Выбрать главу

Итак, теперь мы готовы, видя поднимающийся занавес или открывая книгу, рассмотреть структуру самой пьесы. Но при этом мы должны с полной ясностью понимать одно: с этого момента, приняв исходную условность — бесплотное всеведенье и невозможность физического воздействия с нашей стороны, физическое неведенье и значительное воздействие со стороны пьесы, — все остальные следует отбросить.

В заключение позвольте мне — теперь, когда я очертил общую мысль, — несколько иными словами повторить первичную аксиому драматургии. Если, а мне сдается, что так и есть, единственным допустимым дуализмом является непреодолимая преграда, отделяющая «я» от «не-я», то мы можем сказать, что театр дает нам хороший пример этой философской фатальности. Мой исходный принцип, относящийся к публике в зале и драме на сцене, может быть выражен так: первая осознает вторую, но не властна над ней, вторая ничего не знает о первой, но обладает властью ее волновать. В общем и целом, все это очень близко с тем, что происходит между мной и окружающим меня миром, и это не просто формула существования, но также и необходимая условность, без которой ни «я», ни мир существовать не могут.{110} Я рассмотрел некоторые следствия, происходящие из принципа театральной условности, и нашел, что ни сцена, переливающаяся через край в зрительный зал, ни публика, навязывающая свою волю сцене, не могут нарушить эту условность без того, чтобы не уничтожить основную идею драмы. И здесь мы вновь, уже на более высоком уровне, можем сопоставить эту концепцию с философией существования, сказав, что и в жизни любая попытка переиначить мир или любая попытка мира переиначить меня — чрезвычайно рискованное дело, даже если при этом обеими сторонами движут самые благие намерения. И наконец, я уже говорил об этом, чтение пьесы и просмотр спектакля соответствуют проживанию жизни и грезам о ней — и тот, и другой опыт позволяют получить одинаковое наслаждение, пусть и несколько различными способами.

ТРАГЕДИЯ ТРАГЕДИИ

{111}Обсуждение приемов современной трагедии наводит меня на довольно мрачные мысли о том, что можно назвать трагедией искусства трагедии.
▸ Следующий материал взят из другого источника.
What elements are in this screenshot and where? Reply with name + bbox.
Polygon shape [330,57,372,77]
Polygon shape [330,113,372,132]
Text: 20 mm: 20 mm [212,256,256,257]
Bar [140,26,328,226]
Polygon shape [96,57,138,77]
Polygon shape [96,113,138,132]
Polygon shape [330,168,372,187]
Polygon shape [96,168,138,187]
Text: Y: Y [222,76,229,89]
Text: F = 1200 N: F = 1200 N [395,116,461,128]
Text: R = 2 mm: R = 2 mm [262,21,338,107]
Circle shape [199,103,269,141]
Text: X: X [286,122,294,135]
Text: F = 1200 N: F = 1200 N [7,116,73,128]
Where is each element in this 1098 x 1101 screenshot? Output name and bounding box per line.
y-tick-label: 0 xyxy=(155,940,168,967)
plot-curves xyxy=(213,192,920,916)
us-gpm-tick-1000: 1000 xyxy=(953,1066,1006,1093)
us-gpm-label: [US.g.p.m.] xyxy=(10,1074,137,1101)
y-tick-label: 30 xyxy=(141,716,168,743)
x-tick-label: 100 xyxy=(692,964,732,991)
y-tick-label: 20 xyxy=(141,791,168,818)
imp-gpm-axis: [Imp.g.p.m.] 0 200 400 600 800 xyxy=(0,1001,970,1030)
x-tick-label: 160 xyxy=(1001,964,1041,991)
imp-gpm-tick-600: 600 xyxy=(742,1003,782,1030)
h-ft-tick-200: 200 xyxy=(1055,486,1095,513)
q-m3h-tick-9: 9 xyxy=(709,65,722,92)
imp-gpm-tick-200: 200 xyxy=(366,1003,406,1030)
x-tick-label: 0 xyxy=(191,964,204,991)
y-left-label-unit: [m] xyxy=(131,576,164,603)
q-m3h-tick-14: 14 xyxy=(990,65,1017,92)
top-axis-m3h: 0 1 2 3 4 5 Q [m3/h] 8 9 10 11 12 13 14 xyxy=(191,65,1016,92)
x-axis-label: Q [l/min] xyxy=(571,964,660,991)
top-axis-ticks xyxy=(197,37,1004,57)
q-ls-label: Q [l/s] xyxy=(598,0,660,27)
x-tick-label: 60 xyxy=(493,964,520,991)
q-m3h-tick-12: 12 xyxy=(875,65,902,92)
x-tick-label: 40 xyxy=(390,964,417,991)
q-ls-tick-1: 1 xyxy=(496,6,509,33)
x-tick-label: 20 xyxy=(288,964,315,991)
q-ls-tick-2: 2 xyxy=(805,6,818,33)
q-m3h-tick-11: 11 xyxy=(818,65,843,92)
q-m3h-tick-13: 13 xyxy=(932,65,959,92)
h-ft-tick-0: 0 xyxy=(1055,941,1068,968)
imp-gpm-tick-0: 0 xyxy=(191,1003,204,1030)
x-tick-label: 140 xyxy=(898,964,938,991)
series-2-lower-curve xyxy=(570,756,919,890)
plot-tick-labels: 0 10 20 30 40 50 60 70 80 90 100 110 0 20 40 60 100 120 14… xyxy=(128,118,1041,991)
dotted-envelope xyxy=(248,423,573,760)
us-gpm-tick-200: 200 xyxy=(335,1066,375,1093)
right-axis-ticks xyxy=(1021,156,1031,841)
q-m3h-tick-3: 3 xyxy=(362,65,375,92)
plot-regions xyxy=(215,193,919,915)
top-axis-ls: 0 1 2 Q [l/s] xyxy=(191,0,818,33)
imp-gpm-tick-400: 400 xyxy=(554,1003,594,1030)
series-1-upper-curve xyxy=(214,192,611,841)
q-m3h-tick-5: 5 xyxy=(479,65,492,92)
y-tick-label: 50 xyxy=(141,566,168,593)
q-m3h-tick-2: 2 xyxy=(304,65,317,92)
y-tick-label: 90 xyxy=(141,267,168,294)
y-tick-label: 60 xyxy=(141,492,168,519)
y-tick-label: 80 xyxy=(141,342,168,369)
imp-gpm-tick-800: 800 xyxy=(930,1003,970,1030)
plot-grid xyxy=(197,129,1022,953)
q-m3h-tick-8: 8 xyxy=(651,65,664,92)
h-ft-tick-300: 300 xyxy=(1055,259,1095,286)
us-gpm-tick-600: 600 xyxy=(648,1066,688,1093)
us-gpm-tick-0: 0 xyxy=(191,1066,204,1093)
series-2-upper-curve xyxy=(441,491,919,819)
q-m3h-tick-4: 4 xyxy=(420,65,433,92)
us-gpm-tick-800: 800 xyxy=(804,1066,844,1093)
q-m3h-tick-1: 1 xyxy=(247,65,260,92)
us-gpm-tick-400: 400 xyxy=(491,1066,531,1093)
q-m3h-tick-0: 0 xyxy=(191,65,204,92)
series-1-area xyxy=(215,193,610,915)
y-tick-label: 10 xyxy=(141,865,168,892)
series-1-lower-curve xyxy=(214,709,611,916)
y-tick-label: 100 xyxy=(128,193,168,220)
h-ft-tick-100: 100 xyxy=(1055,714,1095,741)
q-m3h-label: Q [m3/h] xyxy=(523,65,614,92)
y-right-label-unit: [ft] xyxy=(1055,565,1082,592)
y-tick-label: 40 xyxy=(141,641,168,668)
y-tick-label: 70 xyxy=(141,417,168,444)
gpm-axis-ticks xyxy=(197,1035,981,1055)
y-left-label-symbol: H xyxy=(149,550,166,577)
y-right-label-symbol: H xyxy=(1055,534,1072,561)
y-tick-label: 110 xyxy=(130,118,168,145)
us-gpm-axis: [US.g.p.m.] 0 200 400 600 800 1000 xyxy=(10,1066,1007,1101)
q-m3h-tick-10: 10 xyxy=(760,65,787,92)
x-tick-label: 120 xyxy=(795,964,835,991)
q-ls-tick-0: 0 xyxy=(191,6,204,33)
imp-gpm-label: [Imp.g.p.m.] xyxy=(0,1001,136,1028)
Горечь, с которой я взираю на нынешнее состояние драмы, вовсе не означает, что все потеряно и что современный театр можно просто отвергнуть жестом пренебрежения — пожав плечами. Я хочу сказать, однако, что если что-то не будет сделано, и сделано поскорее, ремесло драматурга перестанет быть предметом сколько-нибудь серьезного разговора о литературе. Драма целиком перейдет в разряд зрелищ, будучи полностью поглощена другим искусством — постановки и актерского мастерства, искусством, несомненно, великим и мною страстно любимым, но столь же далеким от основного писательского занятия, как живопись, музыка или танец. Пьеса будет создаваться театральным начальством, актерами, рабочими сцены — и парой кротких сценаристов, с которыми никто не считается; она станет плодом совместной работы, а сотрудничество, безусловно, не способно породить ничего столь же долговечного, как труд одного человека: какими бы талантами соавторы ни обладали по отдельности, конечный результат неизбежно окажется компромиссом между их дарованиями, чем-то усредненным, подрезанным и подвзбитым, рациональным числом, добытым путем перегонки смеси иррациональных. Все, что связано с драмой, окажется в тех руках, в которые, по твердому моему убеждению, должен падать уже зрелый плод (итог усилий одного человека), — довольно грустная перспектива, но она может стать логическим разрешением конфликта, который раздирает драматургию, и в особенности трагедию, на протяжении уже нескольких столетий.